Thin, low-GVD objects are out of reach of this approach, as evidenced by the simulations presented in Fig. 5, because thinner layers that are also characterised by a low GVD do not show changes in FFT stacks big enough for the network to pick up. What is important, this limitation is not restricted to quantum-mimic OCT and extends over to OCT in general. GVD manifests itself in a standard OCT spectrum by means of a nonuniform - nonlinear - modulation which after Fourier transformation corresponds to a broadened peak. In such a case, if the layer is small and has a low GVD, nonlinearity of the modulation (and the corresponding peak broadening) is also very small and consequently, challenging to detect, especially in the presence of noise. The accuracy of detecting such small changes is currently higher in other GVD-retrieving methods. However, the other methods require a close attention of the user, especially if one aims to characterise multiple layers. In comparison, our proposed approach provides a unique opportunity for GVD extraction to be fully automatic and user-unbiased. While the accuracy of this extraction is not fully satisfactory at the moment, there are no conceptual obstacles preventing it to be improved in the future.
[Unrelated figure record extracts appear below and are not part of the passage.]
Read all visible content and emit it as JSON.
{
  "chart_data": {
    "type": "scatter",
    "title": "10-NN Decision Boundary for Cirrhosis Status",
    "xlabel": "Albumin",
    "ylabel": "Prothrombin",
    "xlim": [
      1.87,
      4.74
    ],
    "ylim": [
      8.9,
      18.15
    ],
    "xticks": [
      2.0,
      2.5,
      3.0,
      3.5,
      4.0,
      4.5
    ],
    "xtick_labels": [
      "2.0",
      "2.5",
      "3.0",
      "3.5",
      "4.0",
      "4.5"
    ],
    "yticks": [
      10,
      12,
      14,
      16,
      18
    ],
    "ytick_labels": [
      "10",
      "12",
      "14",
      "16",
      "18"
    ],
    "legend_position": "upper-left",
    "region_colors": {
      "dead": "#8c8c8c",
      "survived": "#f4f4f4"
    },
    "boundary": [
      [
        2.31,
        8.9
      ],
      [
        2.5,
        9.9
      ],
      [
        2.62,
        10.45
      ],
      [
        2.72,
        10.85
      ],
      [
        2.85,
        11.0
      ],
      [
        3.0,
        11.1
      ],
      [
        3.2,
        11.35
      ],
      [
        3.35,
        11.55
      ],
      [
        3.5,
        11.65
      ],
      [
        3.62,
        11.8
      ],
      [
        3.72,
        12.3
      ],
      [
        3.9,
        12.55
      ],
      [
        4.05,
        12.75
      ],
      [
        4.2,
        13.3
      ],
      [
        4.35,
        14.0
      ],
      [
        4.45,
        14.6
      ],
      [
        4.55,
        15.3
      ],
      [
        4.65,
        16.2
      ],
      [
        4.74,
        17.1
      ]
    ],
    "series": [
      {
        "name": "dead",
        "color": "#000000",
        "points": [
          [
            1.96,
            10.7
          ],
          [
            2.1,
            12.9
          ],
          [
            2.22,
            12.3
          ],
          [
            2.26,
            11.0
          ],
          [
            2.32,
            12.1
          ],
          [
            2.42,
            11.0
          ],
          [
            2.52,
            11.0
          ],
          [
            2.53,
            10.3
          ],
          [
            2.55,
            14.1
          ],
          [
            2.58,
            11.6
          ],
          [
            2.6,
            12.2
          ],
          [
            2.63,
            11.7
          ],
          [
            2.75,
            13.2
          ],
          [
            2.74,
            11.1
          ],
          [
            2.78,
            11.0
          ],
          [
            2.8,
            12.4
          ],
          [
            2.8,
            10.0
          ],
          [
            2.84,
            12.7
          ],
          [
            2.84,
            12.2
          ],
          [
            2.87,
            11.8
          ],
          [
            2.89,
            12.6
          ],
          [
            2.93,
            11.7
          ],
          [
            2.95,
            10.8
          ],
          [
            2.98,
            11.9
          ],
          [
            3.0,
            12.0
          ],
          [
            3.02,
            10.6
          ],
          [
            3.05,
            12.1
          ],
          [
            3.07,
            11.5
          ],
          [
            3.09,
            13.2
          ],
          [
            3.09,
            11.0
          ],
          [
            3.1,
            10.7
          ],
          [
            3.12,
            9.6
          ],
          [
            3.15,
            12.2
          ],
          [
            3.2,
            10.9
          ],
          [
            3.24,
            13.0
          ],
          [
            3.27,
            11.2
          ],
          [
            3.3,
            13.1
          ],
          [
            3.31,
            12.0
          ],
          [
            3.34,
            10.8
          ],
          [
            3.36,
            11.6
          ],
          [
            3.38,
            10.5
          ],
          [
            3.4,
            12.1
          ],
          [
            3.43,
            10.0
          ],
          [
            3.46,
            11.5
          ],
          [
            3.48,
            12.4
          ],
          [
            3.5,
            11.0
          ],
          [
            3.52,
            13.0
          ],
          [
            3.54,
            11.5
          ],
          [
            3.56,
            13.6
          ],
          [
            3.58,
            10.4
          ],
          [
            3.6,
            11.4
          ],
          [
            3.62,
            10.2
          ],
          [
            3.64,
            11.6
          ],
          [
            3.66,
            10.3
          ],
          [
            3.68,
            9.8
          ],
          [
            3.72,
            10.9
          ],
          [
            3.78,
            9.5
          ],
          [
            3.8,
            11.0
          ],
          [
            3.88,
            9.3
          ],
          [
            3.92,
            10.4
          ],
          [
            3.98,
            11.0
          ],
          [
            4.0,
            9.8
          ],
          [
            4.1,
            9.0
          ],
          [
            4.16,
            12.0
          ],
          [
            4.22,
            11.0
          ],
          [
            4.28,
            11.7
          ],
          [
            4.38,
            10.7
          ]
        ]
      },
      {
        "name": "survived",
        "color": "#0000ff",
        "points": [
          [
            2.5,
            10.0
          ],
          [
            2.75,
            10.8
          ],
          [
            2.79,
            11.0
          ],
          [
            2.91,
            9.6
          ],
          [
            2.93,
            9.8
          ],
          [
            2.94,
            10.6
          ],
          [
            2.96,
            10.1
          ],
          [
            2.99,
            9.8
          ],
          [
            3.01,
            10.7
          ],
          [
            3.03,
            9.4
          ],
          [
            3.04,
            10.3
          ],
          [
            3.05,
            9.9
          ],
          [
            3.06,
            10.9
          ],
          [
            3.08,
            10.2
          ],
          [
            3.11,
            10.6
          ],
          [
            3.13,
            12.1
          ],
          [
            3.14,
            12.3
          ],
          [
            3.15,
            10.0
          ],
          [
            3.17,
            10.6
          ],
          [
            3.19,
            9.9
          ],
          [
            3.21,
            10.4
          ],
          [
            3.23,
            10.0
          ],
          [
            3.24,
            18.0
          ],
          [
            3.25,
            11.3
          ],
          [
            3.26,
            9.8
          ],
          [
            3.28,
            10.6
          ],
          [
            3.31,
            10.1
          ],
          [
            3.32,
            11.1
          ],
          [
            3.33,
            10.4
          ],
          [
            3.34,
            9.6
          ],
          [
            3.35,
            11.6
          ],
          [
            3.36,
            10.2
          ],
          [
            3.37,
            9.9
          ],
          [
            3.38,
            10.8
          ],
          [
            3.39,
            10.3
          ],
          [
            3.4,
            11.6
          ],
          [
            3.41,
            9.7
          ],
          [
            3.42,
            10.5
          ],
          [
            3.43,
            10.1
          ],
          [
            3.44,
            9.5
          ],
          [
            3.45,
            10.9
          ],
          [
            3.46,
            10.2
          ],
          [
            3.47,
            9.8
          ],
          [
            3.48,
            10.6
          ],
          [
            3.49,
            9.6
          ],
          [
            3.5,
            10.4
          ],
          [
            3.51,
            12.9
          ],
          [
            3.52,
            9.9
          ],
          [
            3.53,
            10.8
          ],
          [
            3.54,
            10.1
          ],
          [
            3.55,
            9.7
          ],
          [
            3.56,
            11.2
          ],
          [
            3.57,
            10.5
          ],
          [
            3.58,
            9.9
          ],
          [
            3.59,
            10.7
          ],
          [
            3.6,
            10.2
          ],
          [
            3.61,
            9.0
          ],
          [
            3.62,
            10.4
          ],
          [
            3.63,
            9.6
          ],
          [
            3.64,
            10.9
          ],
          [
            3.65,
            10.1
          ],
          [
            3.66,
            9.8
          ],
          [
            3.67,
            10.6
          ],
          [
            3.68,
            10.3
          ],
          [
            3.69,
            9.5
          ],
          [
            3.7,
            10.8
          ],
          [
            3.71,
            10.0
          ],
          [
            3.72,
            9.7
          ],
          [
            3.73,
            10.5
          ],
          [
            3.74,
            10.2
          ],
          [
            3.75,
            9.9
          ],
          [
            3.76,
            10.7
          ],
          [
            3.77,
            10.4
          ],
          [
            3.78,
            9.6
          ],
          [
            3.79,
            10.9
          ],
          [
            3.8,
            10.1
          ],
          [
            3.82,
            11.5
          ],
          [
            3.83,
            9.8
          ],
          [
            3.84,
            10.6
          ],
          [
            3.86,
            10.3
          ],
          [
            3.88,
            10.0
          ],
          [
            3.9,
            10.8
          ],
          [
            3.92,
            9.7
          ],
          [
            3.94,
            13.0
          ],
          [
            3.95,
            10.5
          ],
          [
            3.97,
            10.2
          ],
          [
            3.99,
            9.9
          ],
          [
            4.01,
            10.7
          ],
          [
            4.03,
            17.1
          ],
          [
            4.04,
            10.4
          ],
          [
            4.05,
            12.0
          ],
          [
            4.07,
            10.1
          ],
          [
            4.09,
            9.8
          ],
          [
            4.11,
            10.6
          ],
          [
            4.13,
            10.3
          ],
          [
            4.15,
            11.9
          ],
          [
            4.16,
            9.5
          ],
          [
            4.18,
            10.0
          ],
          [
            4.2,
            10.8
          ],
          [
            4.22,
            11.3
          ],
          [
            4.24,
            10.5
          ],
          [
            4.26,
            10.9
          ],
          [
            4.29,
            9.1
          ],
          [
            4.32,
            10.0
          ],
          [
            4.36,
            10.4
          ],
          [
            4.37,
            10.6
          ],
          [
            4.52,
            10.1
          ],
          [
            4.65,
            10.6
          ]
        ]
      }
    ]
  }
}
Interestingly, the broad analysis presented in this article showed that the difficulty of GVD retrieval is not associated with the simplicity of the object or merely its thickness. As shown in Fig. 5, the success of accurate GVD determining increases for higher GVD values and their differences between adjacent layers in the object.

As mentioned before, the accuracy of determining GVD values with the proposed network is affected by noise in the signals. This is partially mitigated by a proper training, i.e. training performed using a dataset containing signals with an adequate noise level. In this respect, the future work should involve steps aimed at enhancing the training process. A second input could be added, for example, a traditional A-scan, which would support interface detection during training. Also different neural network architectures could be trialled and a more detailed simulation of an OCT signal could be employed, for example, one that includes the presence of speckles.